Seven recent deaths in Auckland have sparked concerns about the use of synthetic cannabis, which is often prominent in the local workforce.
The Chief Coroner and NZ Police have issued a warning following at least seven recent deaths in Auckland that they say appears to be linked to the use of synthetic cannabis.
Synthetic cannabis use is extremely variable around the country since it was made illegal, Wellington Hospital Emergency Medicine Specialist Dr Paul Quigley notes.
“It is known that there is a significant supply available through the black market and in particular the organised gangs.
“Much of this is supply that was legal then stockpiled when it became illegal.
“It appears that it has returned into illicit use particular into our lower socio-economic groups and those marginalised in society.
“We have very few (if any presentations) in Wellington ED, however, our colleagues at Hutt Valley Hospital report regular attendances by users of synthetic cannabis.”
Synthetic cannabis is 100 per cent avid for the THC receptor of the body, he explains.
“THC is the active chemical within cannabis that is responsible for causing the hallucinogenic and psychoactive effects.
“It is usually balanced by the presence of cannabidiol and other active chemicals in natural cannabis that mediates its effects.”
It is cannabinol that has the majority of the medicinal actions of cannabis.
“Not only is synthetic cannabis 100 per cent THC active, the chemical is far more potent than naturally-occurring THC having up to 50x the effect of natural THC.
“However, most products available are in the 5 to 15x more active range.
“This doe, however, mean that even a single smoke of synthetic is the equivalent of up to 15 normal joints.
“This is why the effect is so very different and so very dangerous.”
Quigley says synthetic cannabis is one of the more dangerous products around and is responsible for some immediate health harms.
“When some products were temporarily legal in New Zealand we saw a range of effects within the Emergency Departments and these were recorded on drug harm reports and lead to the banning.
“Typical serious features we saw were:
- epileptic seizures
- heart palpitations (arrhythmias) especially Atrial Fibrillation – high doses of THC appear to be particularly cardiac active and cases of more dangerous rhythms like ventricular tachycardia and ventricular fibrillation had been seen, especially in this users with pre-existing conditions like long-QT syndrome or Brugada syndrome.

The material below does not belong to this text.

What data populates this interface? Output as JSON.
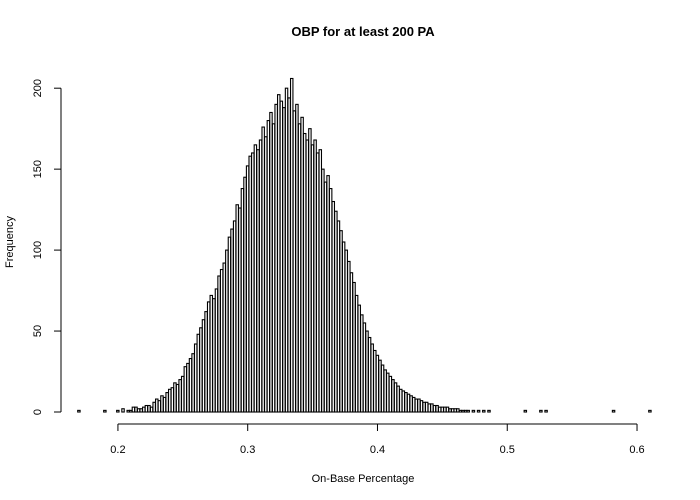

- significant anxiety and insomnia.
“We also saw some patients with acute renal impairment, it is difficult to know if this is directly from the synthetic cannabis or from nitrates inhaled from smoking the product,” he adds.
“Because synthetic cannabis is so much more potent than natural cannabis we were also seeing the effects related to substance abuse and addiction developing rapidly.
“Users would need to smoke regularly every 3-4 hours, even waking during the night to smoke and would exhibit signs of withdrawal on cessation.
“There were also increased presentation to mental health services with addiction and psychosis.
“As with natural cannabis you are more likely to develop the psychotic effects if you already have a pre-existing mental illness.
“Unfortunately, synthetic cannabis use is very popular in our mental health population.”